Ryan Knapp, a meteorologist for the Mt. Washington Observatory, a scientific and educational nonprofit atop that peak, has seen the northern lights about three dozen times in the past 15 years. “I’ve seen sunset-to-sunrise displays,” he said. “On the opposite side of things, the shortest was roughly five minutes.” His experiences were mainly while standing in the valleys below, because the skies can be cloudy at the observatory.

Several thousand feet below the summit, Bretton Woods offers numerous daytime activities, including downhill skiing open until mid April, snow tubing, 60 miles of groomed cross country trails, guided backcountry skiing, a zip line and fat bike rentals for taking a spin across the snowy landscape. A less expensive option with plenty of potential hiking and snowshoeing viewpoints of the aurora can be found four miles south on Route 302 at the Appalachian Mountain Club’s Highland Center. Overnight guests there can take part in guided hikes or borrow any necessary equipment such as packs or snowshoes.

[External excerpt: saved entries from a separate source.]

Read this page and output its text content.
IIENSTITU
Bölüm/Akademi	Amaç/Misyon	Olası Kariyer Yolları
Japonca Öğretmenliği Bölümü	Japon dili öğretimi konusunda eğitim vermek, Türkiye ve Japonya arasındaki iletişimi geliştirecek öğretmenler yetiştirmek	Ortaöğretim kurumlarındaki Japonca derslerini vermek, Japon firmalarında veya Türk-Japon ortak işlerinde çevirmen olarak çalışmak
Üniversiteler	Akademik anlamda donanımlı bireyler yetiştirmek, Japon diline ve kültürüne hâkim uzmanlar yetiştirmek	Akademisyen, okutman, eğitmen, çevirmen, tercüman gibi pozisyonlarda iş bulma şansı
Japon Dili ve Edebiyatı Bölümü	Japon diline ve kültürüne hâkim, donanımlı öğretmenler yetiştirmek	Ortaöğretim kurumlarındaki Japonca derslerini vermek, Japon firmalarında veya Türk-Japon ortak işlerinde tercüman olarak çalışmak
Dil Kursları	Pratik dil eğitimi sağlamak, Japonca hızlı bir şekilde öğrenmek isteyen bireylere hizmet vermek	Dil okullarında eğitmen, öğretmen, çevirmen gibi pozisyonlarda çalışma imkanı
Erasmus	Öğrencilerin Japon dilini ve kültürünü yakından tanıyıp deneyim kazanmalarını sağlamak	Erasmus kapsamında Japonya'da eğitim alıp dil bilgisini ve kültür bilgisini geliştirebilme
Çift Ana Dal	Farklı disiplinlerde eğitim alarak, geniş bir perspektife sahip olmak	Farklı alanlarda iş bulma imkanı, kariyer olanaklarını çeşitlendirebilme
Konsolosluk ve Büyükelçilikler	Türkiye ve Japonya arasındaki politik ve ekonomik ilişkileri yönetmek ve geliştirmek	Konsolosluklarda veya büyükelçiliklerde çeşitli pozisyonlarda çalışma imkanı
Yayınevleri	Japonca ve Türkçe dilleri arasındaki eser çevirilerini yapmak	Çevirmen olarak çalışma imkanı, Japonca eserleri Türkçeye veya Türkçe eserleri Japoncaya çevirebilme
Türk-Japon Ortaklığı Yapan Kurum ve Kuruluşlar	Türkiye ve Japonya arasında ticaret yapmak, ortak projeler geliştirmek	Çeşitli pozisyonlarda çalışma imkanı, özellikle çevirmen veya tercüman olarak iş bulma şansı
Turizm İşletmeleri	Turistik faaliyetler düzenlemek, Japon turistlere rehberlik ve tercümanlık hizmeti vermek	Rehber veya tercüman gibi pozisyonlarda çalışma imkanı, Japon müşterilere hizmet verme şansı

Short of climbing to the top of the Green Mountains, Causeway Park, 10 miles north of Burlington, Vt., and alongside Lake Champlain, may offer one of Vermont’s best dark sky vistas, with spectacular sunsets, too, across the frozen water. And if the northern lights are out, the reflections off the vast surface of ice will remain unforgettable. The 4-mile-long, 10-foot-wide Causeway Trail offers a superb and darkened vantage point from which to walk over the lake. With cottages and other lodging options nearby, the eclectic and outsized Shelburne Museum (with works by Andrew Wyeth, Winslow Homer, and Grandma Moses) is a 15-mile drive south, while the temptation to sample the wares at Ben and Jerry’s Ice Cream Factory (35 miles down Interstate 89 in Waterbury) might prove hard to resist.

Several miles west of Mackinaw City in Northern Michigan, the Headlands International Dark Sky Park sits on 600 acres of old growth forest on the Lake Michigan shoreline. As a certified Dark Sky Park, the Headlands is known for its starry nights, and offers free visitor programs and celestial phenomenon events at the waterfront center and in the observatory. Limited lodging is available on-site, but the park is open 24 hours a day with no access fees. A half dozen miles of trails feature signs that direct visitors — using flashlights with red lenses to preserve the night — to the stations to view the skies.

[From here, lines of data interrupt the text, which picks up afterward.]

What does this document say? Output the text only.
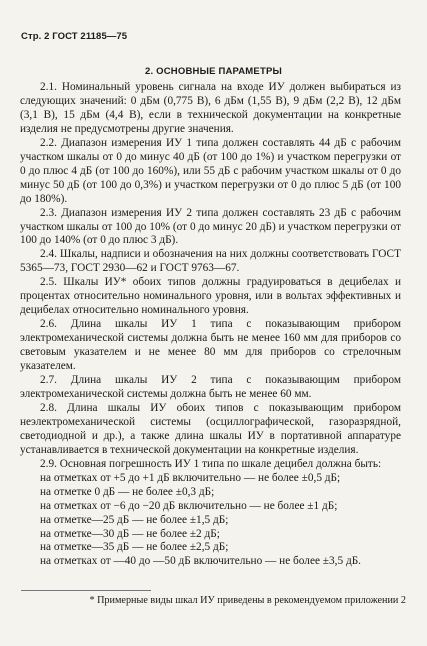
Стр. 2 ГОСТ 21185—75
2. ОСНОВНЫЕ ПАРАМЕТРЫ

2.1. Номинальный уровень сигнала на входе ИУ должен выбираться из следующих значений: 0 дБм (0,775 В), 6 дБм (1,55 В), 9 дБм (2,2 В), 12 дБм (3,1 В), 15 дБм (4,4 В), если в технической документации на конкретные изделия не предусмотрены другие значения.

2.2. Диапазон измерения ИУ 1 типа должен составлять 44 дБ с рабочим участком шкалы от 0 до минус 40 дБ (от 100 до 1%) и участком перегрузки от 0 до плюс 4 дБ (от 100 до 160%), или 55 дБ с рабочим участком шкалы от 0 до минус 50 дБ (от 100 до 0,3%) и участком перегрузки от 0 до плюс 5 дБ (от 100 до 180%).

2.3. Диапазон измерения ИУ 2 типа должен составлять 23 дБ с рабочим участком шкалы от 100 до 10% (от 0 до минус 20 дБ) и участком перегрузки от 100 до 140% (от 0 до плюс 3 дБ).

2.4. Шкалы, надписи и обозначения на них должны соответствовать ГОСТ 5365—73, ГОСТ 2930—62 и ГОСТ 9763—67.

2.5. Шкалы ИУ* обоих типов должны градуироваться в децибелах и процентах относительно номинального уровня, или в вольтах эффективных и децибелах относительно номинального уровня.

2.6. Длина шкалы ИУ 1 типа с показывающим прибором электромеханической системы должна быть не менее 160 мм для приборов со световым указателем и не менее 80 мм для приборов со стрелочным указателем.

2.7. Длина шкалы ИУ 2 типа с показывающим прибором электромеханической системы должна быть не менее 60 мм.

2.8. Длина шкалы ИУ обоих типов с показывающим прибором неэлектромеханической системы (осциллографической, газоразрядной, светодиодной и др.), а также длина шкалы ИУ в портативной аппаратуре устанавливается в технической документации на конкретные изделия.

2.9. Основная погрешность ИУ 1 типа по шкале децибел должна быть:

на отметках от +5 до +1 дБ включительно — не более ±0,5 дБ;

на отметке 0 дБ — не более ±0,3 дБ;

на отметках от −6 до −20 дБ включительно — не более ±1 дБ;

на отметке—25 дБ — не более ±1,5 дБ;

на отметке—30 дБ — не более ±2 дБ;

на отметке—35 дБ — не более ±2,5 дБ;

на отметках от —40 до —50 дБ включительно — не более ±3,5 дБ.

* Примерные виды шкал ИУ приведены в рекомендуемом приложении 2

Rodney Cortright, an astronomer for the park, said on some nights, hundreds of viewers arrive at the park to see the lights. “You don’t need a dark sky park,” he said, but “anyplace that’s dark in a rural area will work.”

“We’re at a point where we’re going to be seeing more solar activity,” he added.

For a less structured adventure, Lake Superior is a 50-mile drive north, with hundreds of miles of ideal and starry panorama above America’s largest body of fresh water.

Minnesota offers the largest zone of potential aurora viewing in the contiguous United States, with about 30 nights of displays each year, according to Jim Gilbert, an author of several naturalist books about the state. Besides the northern lights, the area often visitors brilliantly lit constellations at night, as well as ice fishing, snowshoeing, cross-country skiing and dog sledding tours, through the Gunflint Lodge, 43 miles up the paved Gunflint Trail. Of the many places to view the aurora display in the Boundary Waters Canoe Area Wilderness, which is managed by the U.S. Forest Service, bets can be hedged by driving to the end of the Gunflint Trail to Seagull Lake near the Canadian border. The owner of Seagull Outfitters, Deb Mark, said “my neighbors are constantly posting spectacular photographs of the northern lights.” The area feature incredible vistas into the remote north as well as the likelihood of hearing howling wolves.

Since the aurora experience can be an elusive quest, if you get skunked in the spring, canoe rentals are available from Gunflint Lodge or Seagull Outfitters on warmer fall nights when the lights begin anew. The original Ojibwe inhabitants considered the kaleidoscopic night sky, Wawatay, as a cultural reaffirmation, believing the aurora was a performance of their ancestors dancing above to celebrate life and remind onlookers below that we are all part of the celestial wonder of creation.

Jon Waterman is the author of 15 books, including “National Geographic’s Atlas of the National Parks.”